非接触体温計などによる検温については、新型コロナウイルスの特性として熱の高低での識別が難しいこと、検温実施のために密空間が生じるおそれがあることなどから、必ずしも全員に一律に行う必要はないこと。



とされており、税関や全国の各種店舗で行われている検温の意義を否定してしまっています。また上記文章は「一律にやらなくてもよい」のかと読めますが、すぐ下の補足説明文では明確に禁止しています。
共通テストにおいては,どの試験場も,試験場入場時におけるサーモグラフィ等による受験者の検温を行わないこと。


◆検温しない理由は受験生に「無用の不安感や動揺を与える」ため
この理由については配布資料4という別添資料に記載されているとのことで、確認してみましょう。

すると「入国やイベント会場等への入場」時の検温の意義については、感染可能性のある人の選別のための「一つの有用な手段」認めており、上記文章と矛盾します。


加えて、この文章を受けてなぜか検温が受験生に「かえって無用の不安感や動揺を与える」と結論付けています。

一方、自主検温も行い、これまでの努力の成果を試す重要な機会に際し、万全の体調で臨んでくるであろう受験者については、入場時の検温を実施することによって、かえって無用の不安感や動揺を与えるおそれ。


その理由として挙げられているのが以下の2点。

・当日の気温や服装、検温器の精度などにより、体温が左右される
・個々人の適正体温の違い など


とのことですが、これはどこで行われる検温でも同じことで、試験会場のみがこうした理由で一律に検温を禁止する理由にはなりません。

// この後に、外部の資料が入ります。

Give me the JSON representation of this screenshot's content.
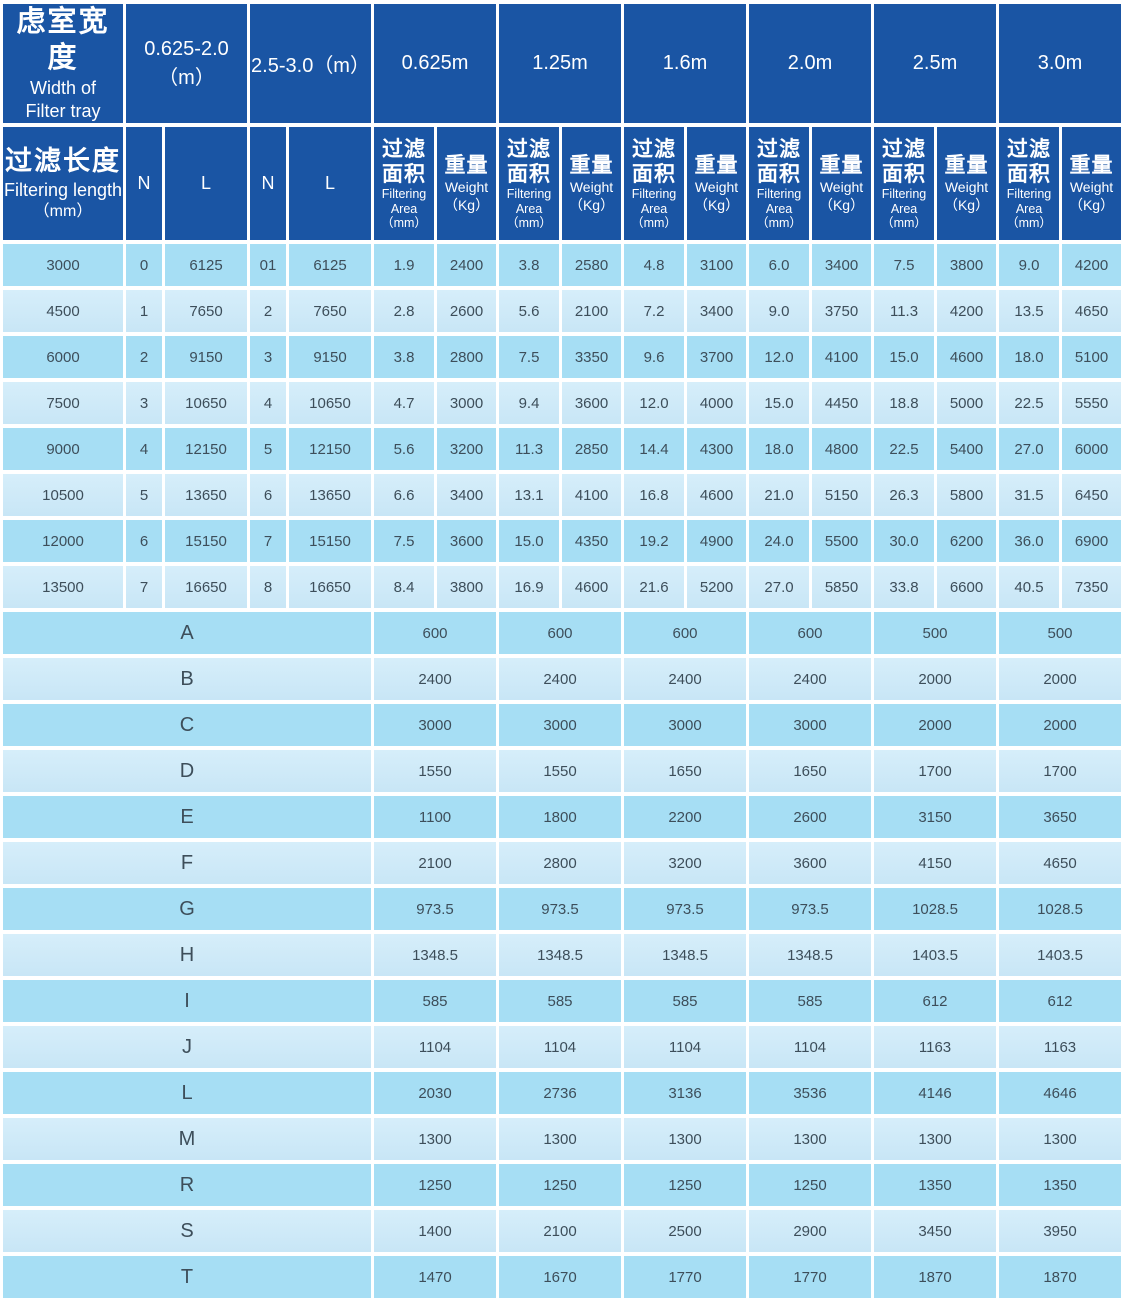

大学入学共通テストが受験生にとって「これまでの努力の成果を試す重要な機会」であり、今後の人生を左右する極めて重要なテストであることは言うまでもありませんが、それが検温という極めてスタンダードな感染可能性のある人の選別を行わない理由にはなりません。

例え私語禁止を徹底しようとしたところで、会場の数百人から数千人規模の高校生らの行動を完全に統制することは事実上不可能であり、ドアノブや洗面台など、本人が気付かない場面での拡散も十分あり得ます。


感染拡大防止のために発熱・咳等の症状を申し出た受験者に対しては別室対応や追試での対応も行う以上、感染可能性のある人はしっかり見つけた上でそちらで対応するのが筋。そのためにも試験会場への入場時点での検温は必須のはずです。

多くの受験生にとっては2次試験という本番が控えており、私大を受験する生徒も大勢います。受験の「最初の関門」であるこのテストでクラスターが発生すれば、より多くの受験生の「これまでの努力の成果を試す重要な機会」が奪われてしまうことにもなりかねません。

◆現在の深刻な感染爆発に伴い話題に
この「検温禁止」は試験日を1ヶ月後に控えた12月16日のNHKの報道で触れられたことからネット上で疑問の声が上がりました。

感染が落ち着いている時期であれば特に問題にならなかったかもしれませんが、日本では11月以降急速に「第3波」が爆発的に拡大している現状があります。

鳴り物入りの「勝負の3週間」で名実ともに敗北し、クリスマスから正月休暇に入ればさらなる感染拡大も起こり得る情勢であることから、この問題が再度注目されることになっています。

むしろ「検温禁止」とすることで発生する試験会場での感染リスクが、かえって受験生の不安や動揺を誘う結果となってしまうのではないでしょうか。